Criterion curates 4-8 new collections each month, so there’s always something new to explore in some depth. (Which means some films leave each month as well.) In June, there are new career retrospectives for the likes of Ingmar Bergman, Paul Schrader, and Céline Sciamma, each containing films well worth seeing or re-seeing. There are also clever thematic collections, which combine to make Criterion the one indispensable streaming channel, for which I have a charter annual subscription that comes to $8.33 per month.
In a previous compilation of Criterion reviews, I wrote at some length about my admiration for the filmmaker Mia Hansen-Love, and then on Kanopy I found her precocious first feature film All is Forgiven (MC-85), made in 2007 but not released in the U.S. till 2021. What’s most impressive is how her distinctive observational style was established right from the beginning. This is a bifurcated story about a bifurcated couple, earnest Austrian professional woman and French would-be poet, a layabout devoted to drugs and drink. Inevitably they split up, and the mother forbids any contact between father and daughter. Jumping ahead a dozen years, the girl is a senior in high school (played beautifully by the older sister of the young girl), and her cleaned-up father tries to reconnect. Don’t expect resolution from Hansen-Love, but count on intimate exploration of everyday realities.

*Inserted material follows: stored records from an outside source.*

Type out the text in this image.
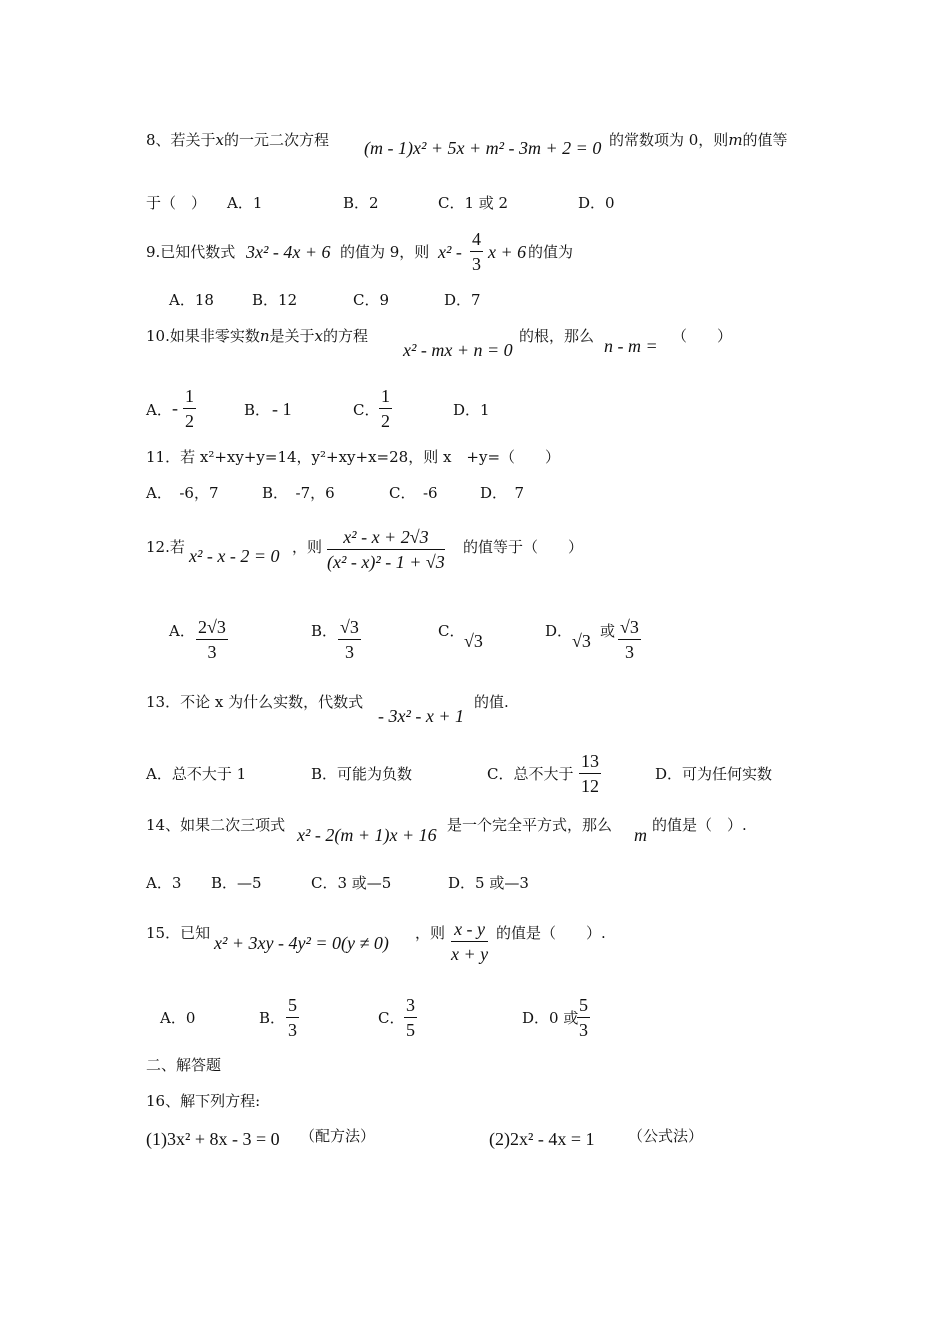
8、若关于x的一元二次方程 (m - 1)x² + 5x + m² - 3m + 2 = 0 的常数项为 0，则m的值等
于（　） A．1	B．2	C．1 或 2	D．0
9.已知代数式 3x² - 4x + 6 的值为 9，则 $x^2 - \frac{4}{3}$ x + 6 的值为
A．18	B．12	C．9	D．7
10.如果非零实数n是关于x的方程
x² - mx + n = 0
的根，那么 n - m = （　　）
A． - $\frac{1}{2}$	B． - 1	C． $\frac{1}{2}$	D．1
11．若 x²+xy+y=14，y²+xy+x=28，则 x　+y=（　　）
A．　-6，7	B．　-7，6	C．　-6	D．　7
12.若 x² - x - 2 = 0 ，则 $\frac{\text{x² - x + 2√3}}{\text{(x² - x)² - 1 + √3}}$ 的值等于（　　）
A． $\frac{2√3}{3}$	B． $\frac{√3}{3}$	C． √3	D． √3 或 $\frac{√3}{3}$
13．不论 x 为什么实数，代数式
- 3x² - x + 1
的值.
A．总不大于 1	B．可能为负数	C．总不大于 $\frac{13}{12}$	D．可为任何实数
14、如果二次三项式 x² - 2(m + 1)x + 16 是一个完全平方式，那么 m 的值是（　）.
A．3 B．—5	C．3 或—5	D．5 或—3
15．已知 x² + 3xy - 4y² = 0(y ≠ 0) ，则 $\frac{x - y}{x + y}$ 的值是（　　）.
A．0	B． $\frac{5}{3}$	C． $\frac{3}{5}$	D．0 或
$\frac{5}{3}$
二、解答题
16、解下列方程:
(1)3x² + 8x - 3 = 0 （配方法）	(2)2x² - 4x = 1 （公式法）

That leads me to two other films I caught up with on Kanopy, to use my “tickets” before they expired at the end of the month (with a library card, you get to watch a certain number of films and tv series per month).

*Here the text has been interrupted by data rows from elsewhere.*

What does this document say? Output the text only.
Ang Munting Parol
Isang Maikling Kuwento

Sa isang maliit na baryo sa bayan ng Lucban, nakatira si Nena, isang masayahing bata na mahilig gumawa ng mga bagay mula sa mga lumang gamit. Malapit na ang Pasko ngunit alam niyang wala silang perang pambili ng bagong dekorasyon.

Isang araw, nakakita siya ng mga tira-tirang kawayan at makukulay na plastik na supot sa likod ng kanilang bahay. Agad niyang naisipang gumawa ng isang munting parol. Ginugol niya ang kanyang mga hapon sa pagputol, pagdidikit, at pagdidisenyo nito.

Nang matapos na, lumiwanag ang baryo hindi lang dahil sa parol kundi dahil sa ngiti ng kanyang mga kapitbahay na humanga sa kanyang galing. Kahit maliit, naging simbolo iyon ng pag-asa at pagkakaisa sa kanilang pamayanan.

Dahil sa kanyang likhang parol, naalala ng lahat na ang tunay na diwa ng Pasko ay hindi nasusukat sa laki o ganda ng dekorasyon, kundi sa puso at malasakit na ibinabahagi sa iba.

I’ve recently been on the lookout for films starring Virginie Efira, so Revoir Paris (MC-71) caught my eye. I didn’t know what it was about, or that the role had won her a César for Best Actress, but Alice Winocour’s film was well worth finding. Directly inspired by Islamist terror attacks in 2015, it follows a survivor who struggles to piece together memories of the event after she had blacked out the experience. Like a detective, she follows clues to recreate the story, and finds a measure of healing by communing with other survivors in solidarity. The horrific event is sensitively handled, and other perspectives amplify the central character’s experience. Politics aside, the film offers immersion in the psychology and sociology of trauma, and another striking performance by Efira, who makes any film she’s in worth your time.

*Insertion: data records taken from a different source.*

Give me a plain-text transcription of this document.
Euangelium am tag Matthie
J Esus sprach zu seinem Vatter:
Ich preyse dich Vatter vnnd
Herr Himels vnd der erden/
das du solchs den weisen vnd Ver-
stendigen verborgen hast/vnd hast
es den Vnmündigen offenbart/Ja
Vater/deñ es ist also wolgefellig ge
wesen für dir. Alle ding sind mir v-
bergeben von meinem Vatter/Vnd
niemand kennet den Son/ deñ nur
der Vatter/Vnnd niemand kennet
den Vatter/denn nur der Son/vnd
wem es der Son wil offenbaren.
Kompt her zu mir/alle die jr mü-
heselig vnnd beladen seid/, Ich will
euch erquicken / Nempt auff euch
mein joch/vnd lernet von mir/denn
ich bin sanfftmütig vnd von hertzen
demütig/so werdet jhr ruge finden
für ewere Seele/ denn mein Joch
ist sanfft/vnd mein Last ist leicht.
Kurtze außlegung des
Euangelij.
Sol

The Royal Hotel (MC-77) is a witty misnomer for a godforsaken bar deep in the Australian outback, where two vagabond American girls wind up when their money runs out. I’d been impressed by director Kitty Green’s #MeToo first feature The Assistant, and my summation applies equally to this film: “This is a horror story of everyday life, relying on suffocating detail and observation, rather than melodrama.” This one also stars Julia Garner, along with Jessica Henwick, as the two women tend bar to earn money to move on, serving a virtually all-male clientele of miners, with sexual harassment a given and the threat of violence always present. Subdued but tense as any thriller, the film suffers from a would-be cathartic ending, like waking up from a bad dream.
You can bet I’ll be back soon with another round-up of Criterion and Kanopy titles, but next I’ll be dipping back into Netflix and then Hulu for updates, with another round-up of recently acclaimed documentaries.